Open akneni opened this issue 1 year ago • 4 comments

Implement the http_body::Body trait for the Vec<u8> type to improve ergonomics when working with byte vectors as HTTP bodies. This change allows Vec<u8> to be used directly as a body type in hyper, reducing the need for additional wrappers.

akneni avatar Sep 06 '24 19:09 akneni

@seanmonstar Any thoughts on this PR?

akneni avatar Sep 15 '24 16:09 akneni

Seem logical to have this, considering it is implemented essentially the same already for String.

de-vri-es avatar Aug 14 '25 12:08 de-vri-es

i haven't had time to consider this fully, but my initial reaction to this is that i'd be concerned about this making it easier to accidentally emit bodies that do not contain valid UTF-8.

something i appreciate about hyper is that it broadly makes it difficult to violate the HTTP specification. while i understand that there are cases where UTF-8 isn't the norm, it seems vaguely good to me that one should defer to Full<D> in that case.

i haven't personally found that additional wrapper to be particularly intrusive, in my experience.

besides encoding, i believe there is a similar benefit when looking at this through a performance lens. refraining from providing a Vec<u8> implementation steers users towards types like Bytes. as the documentation of that type notes, it is intended for use in networking code, and facilitates zero-copy memory usage by allowing multiple Bytes to share the same contiguous memory.

while i am sympathetic to the idea that making Vec<u8> a body would make call-sites simpler, i would personally hesitate to introduce this change, for fear of this making it easier accidentally write slow or incorrect code.

i'll defer to @seanmonstar, but thought i would offer a response since this has been waiting for review for some time.

cratelyn avatar Aug 14 '25 15:08 cratelyn

I don't think http-body should be concerned about a body having UTF-8 or not.

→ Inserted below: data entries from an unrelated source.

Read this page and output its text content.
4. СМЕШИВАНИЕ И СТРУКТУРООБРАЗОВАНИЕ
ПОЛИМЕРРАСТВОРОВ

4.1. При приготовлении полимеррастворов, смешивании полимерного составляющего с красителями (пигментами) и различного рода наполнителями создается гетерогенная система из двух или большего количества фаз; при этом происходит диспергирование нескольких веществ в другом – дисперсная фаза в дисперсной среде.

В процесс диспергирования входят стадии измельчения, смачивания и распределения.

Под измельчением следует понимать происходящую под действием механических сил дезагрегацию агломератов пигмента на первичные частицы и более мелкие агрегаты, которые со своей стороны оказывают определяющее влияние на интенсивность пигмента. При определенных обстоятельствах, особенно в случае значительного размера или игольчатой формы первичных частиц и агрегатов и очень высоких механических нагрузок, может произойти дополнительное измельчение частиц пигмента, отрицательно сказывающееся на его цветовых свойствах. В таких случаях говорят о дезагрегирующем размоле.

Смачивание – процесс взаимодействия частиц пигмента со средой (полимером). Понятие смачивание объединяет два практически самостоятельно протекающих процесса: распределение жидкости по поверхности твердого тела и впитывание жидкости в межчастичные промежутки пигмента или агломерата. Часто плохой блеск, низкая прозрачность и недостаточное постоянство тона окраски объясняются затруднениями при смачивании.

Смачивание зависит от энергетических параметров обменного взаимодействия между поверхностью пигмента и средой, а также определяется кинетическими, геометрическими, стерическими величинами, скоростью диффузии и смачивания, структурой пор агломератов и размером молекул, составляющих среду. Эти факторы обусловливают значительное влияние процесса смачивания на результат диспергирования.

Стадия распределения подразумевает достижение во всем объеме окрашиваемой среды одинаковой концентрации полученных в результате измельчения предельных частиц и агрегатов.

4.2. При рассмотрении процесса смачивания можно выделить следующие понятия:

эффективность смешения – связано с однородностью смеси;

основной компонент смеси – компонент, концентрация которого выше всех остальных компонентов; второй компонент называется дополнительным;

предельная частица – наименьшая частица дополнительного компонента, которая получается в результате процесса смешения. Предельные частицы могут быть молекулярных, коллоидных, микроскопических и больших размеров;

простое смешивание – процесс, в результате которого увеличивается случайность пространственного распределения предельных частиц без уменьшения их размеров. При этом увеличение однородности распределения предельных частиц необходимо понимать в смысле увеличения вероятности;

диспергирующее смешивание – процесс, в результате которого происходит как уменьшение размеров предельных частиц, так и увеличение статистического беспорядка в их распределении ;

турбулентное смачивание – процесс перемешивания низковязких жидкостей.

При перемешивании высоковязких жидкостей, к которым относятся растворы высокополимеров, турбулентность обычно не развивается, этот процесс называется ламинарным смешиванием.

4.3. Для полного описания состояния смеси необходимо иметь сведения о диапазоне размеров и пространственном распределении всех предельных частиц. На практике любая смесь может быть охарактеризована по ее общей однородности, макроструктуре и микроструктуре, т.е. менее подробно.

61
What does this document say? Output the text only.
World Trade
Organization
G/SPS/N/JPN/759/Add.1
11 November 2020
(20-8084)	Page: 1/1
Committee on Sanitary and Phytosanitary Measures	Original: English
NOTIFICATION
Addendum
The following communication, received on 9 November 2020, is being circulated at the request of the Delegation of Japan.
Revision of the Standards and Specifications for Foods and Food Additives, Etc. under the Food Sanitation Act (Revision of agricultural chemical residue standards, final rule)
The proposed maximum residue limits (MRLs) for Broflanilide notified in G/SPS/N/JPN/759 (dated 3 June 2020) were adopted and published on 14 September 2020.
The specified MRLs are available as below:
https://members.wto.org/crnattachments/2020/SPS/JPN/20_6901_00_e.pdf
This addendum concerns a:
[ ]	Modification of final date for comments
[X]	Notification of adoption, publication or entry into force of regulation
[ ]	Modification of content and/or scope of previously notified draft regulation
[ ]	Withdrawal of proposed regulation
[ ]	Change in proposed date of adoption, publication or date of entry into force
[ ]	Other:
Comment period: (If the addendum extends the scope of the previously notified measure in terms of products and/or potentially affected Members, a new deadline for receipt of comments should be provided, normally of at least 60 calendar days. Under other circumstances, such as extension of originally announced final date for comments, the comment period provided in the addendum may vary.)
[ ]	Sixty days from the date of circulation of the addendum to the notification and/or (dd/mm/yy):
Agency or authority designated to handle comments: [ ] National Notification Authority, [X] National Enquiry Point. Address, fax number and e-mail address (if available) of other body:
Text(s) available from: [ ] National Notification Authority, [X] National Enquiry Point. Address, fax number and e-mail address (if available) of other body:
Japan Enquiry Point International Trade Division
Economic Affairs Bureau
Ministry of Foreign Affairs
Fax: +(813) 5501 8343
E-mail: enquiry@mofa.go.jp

Binary bodies are very common in HTTP (images, movies, PDF, ...).

And if the user wants to emit text, they probably have a String already. It's not a common thing in Rust to accidentally have a Vec<u8> when you intended to have valid UTF-8.

I also don't see why http-body should promote Bytes over Vec<u8>. It can be more efficient then Vec<u8>, but in simple cases (like: read a file from disk and serve it, or any other case where you only use the body once) there is no benefit to using Bytes.

It seems weird to me that there is direct support for String but not for Vec<u8>. They're both the default datatype in Rust for owned data: one for text, one for binary data.